On the issue of whether the patent company was a “franchisor’s associate” under Section 1 of the Act, the OCA rejected the motion judge’s finding that the granting of the franchise occurred before the corporate parent came into existence and that therefore the corporate parent could not be directly involved in the granting of the franchise (as required by one of the statutory definitions of “franchisor’s associate” under the Act). The OCA found that there were sufficient facts pled in the claim to demonstrate that the corporate parent could have been involved in the granting of the franchise. In particular, several conditions were imposed on the franchisee before the signing of the Dealer Sales and Service Agreements (DSSAs) which were related directly to the changing structure of the corporate parent. The OCA also noted that the franchisees had pled several facts related to the corporate parent’s operational control over the franchisees (which could satisfy the second definition of “franchisor’s associate” under the Act). These included the corporate parent’s control over pricing, marketing, and structuring of the dealership network in Canada.
On the question of whether the corporate parent owed a duty of good faith to the franchisees under the Act, the OCA noted that the motion judge did not frame this issue properly. While the Act only appears to impose a duty of good faith on parties to a franchise agreement, it was still possible on a proper evidentiary record that a corporate parent with sufficient control over its subsidiary could be liable. The OCA once again noted that the corporate parent was involved in the setting of the terms in the franchise agreements, and controlled the marketing and distribution of products in Canada. The issue should be resolved on a proper evidentiary record.
The OCA noted that it was not yet settled in law whether the duty of good faith and fair dealing only applies to parties to the franchise agreement and not to entities with real control over the signatory. It emphasized that a court should not dismiss a case on a motion to strike where the law is subject to limited jurisprudence and remains unsettled. On this point, the OCA cited the Superior Court of Justice’s decision in WP (33 Sheppard) Gourmet Express Restaurant Corp. v. WP Canada Bistro & Express Co. Inc., 2010 ONSC 2644, in which the defendants could be considered as parties to the franchise agreement because they were the “directing minds” of the franchisor. The OCA noted that in that case, the judge stated that the definition of a “party” under the Act is flexible. On this basis, the OCA held that it could not be concluded that the corporate parent could never be a party to the franchise agreement within the meaning of the Act.
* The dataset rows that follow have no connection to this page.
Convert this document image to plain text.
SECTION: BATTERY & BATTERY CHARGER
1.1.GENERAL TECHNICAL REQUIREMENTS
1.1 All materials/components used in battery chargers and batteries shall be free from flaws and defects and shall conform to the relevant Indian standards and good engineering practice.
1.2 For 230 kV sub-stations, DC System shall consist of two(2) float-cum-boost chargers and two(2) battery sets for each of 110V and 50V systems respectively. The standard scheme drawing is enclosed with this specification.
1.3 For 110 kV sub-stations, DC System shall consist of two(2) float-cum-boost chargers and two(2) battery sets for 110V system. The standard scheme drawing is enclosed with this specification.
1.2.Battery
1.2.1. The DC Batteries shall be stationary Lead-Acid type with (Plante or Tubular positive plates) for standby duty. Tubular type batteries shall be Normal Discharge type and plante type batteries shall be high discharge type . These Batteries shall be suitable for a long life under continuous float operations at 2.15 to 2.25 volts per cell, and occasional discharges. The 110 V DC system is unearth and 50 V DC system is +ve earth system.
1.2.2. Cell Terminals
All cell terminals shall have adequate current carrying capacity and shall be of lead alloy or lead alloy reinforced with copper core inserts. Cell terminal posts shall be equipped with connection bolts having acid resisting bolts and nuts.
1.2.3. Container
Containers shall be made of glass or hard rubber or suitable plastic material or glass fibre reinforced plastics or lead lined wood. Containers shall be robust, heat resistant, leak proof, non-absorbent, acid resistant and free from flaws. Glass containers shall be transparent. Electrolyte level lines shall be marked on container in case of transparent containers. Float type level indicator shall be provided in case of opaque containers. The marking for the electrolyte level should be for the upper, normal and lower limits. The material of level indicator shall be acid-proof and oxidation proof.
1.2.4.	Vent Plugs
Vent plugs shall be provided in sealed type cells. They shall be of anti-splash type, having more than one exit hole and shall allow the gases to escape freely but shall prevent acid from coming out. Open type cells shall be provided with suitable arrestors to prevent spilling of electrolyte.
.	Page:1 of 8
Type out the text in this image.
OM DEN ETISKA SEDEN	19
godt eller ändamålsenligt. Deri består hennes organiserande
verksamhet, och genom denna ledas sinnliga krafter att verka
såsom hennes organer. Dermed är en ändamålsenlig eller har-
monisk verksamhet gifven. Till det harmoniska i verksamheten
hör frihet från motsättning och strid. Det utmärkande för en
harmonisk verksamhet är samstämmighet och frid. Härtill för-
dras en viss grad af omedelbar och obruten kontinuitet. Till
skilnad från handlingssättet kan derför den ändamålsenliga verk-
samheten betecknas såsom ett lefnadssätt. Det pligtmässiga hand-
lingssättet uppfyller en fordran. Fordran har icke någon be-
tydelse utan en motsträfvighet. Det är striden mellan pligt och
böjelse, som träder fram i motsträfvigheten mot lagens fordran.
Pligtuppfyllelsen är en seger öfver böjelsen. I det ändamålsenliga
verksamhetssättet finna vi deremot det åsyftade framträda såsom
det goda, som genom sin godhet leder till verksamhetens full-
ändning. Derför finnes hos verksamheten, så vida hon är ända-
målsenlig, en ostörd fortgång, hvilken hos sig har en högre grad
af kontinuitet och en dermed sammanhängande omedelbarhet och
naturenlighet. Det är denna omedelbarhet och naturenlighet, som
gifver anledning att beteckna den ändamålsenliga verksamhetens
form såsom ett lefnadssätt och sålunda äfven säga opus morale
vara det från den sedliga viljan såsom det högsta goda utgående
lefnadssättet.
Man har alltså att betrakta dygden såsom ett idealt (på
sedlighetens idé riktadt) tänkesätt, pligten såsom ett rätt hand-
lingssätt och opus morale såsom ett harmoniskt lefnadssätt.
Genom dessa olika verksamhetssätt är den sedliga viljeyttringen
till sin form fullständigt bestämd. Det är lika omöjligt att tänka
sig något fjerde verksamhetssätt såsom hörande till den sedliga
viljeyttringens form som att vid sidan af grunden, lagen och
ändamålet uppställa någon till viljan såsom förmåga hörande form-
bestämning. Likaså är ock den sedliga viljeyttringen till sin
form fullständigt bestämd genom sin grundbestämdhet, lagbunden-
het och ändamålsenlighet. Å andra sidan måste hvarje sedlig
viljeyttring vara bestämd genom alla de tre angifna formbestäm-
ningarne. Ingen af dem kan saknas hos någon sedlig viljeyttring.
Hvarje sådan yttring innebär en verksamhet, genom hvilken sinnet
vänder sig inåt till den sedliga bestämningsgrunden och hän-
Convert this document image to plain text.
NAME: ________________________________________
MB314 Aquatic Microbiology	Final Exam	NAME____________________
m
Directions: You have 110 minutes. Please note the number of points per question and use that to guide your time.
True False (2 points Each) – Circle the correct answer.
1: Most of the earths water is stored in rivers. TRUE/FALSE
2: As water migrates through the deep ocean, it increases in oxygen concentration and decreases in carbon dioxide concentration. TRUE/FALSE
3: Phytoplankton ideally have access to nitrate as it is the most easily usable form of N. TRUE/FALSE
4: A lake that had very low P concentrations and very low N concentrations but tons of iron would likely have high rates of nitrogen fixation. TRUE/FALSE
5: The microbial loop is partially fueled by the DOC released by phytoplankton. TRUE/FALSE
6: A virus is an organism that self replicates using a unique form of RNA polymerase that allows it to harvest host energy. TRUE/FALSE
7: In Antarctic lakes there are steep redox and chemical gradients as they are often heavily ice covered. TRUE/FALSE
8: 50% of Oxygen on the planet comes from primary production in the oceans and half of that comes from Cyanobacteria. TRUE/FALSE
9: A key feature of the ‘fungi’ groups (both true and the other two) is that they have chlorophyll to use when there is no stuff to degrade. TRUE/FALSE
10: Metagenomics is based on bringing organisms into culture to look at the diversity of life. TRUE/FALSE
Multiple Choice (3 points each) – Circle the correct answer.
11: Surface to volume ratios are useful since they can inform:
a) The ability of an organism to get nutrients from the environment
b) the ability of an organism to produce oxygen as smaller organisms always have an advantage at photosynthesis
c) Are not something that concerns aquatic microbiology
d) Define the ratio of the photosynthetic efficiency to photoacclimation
Overall, the OCA concluded that despite there being no direct contractual relationship between the franchisees and the corporate parent, it was not plain and obvious that the corporate parent did not owe a duty of good faith to the Canadian dealerships.
The decision presents several important takeaways for parties to franchise agreements, and in particular for parent companies with any degree of involvement in the granting of franchises. First, the OCA affirmed that the threshold for dismissing a claim as disclosing no reasonable cause of action in the context of a franchise dispute is fairly high. Importantly, the Act will be interpreted liberally in favour of franchisees. Second, the OCA affirmed that whether a party that is not a signatory to the franchise agreement will be bound by a duty of good faith and fair dealing continues to be an open question.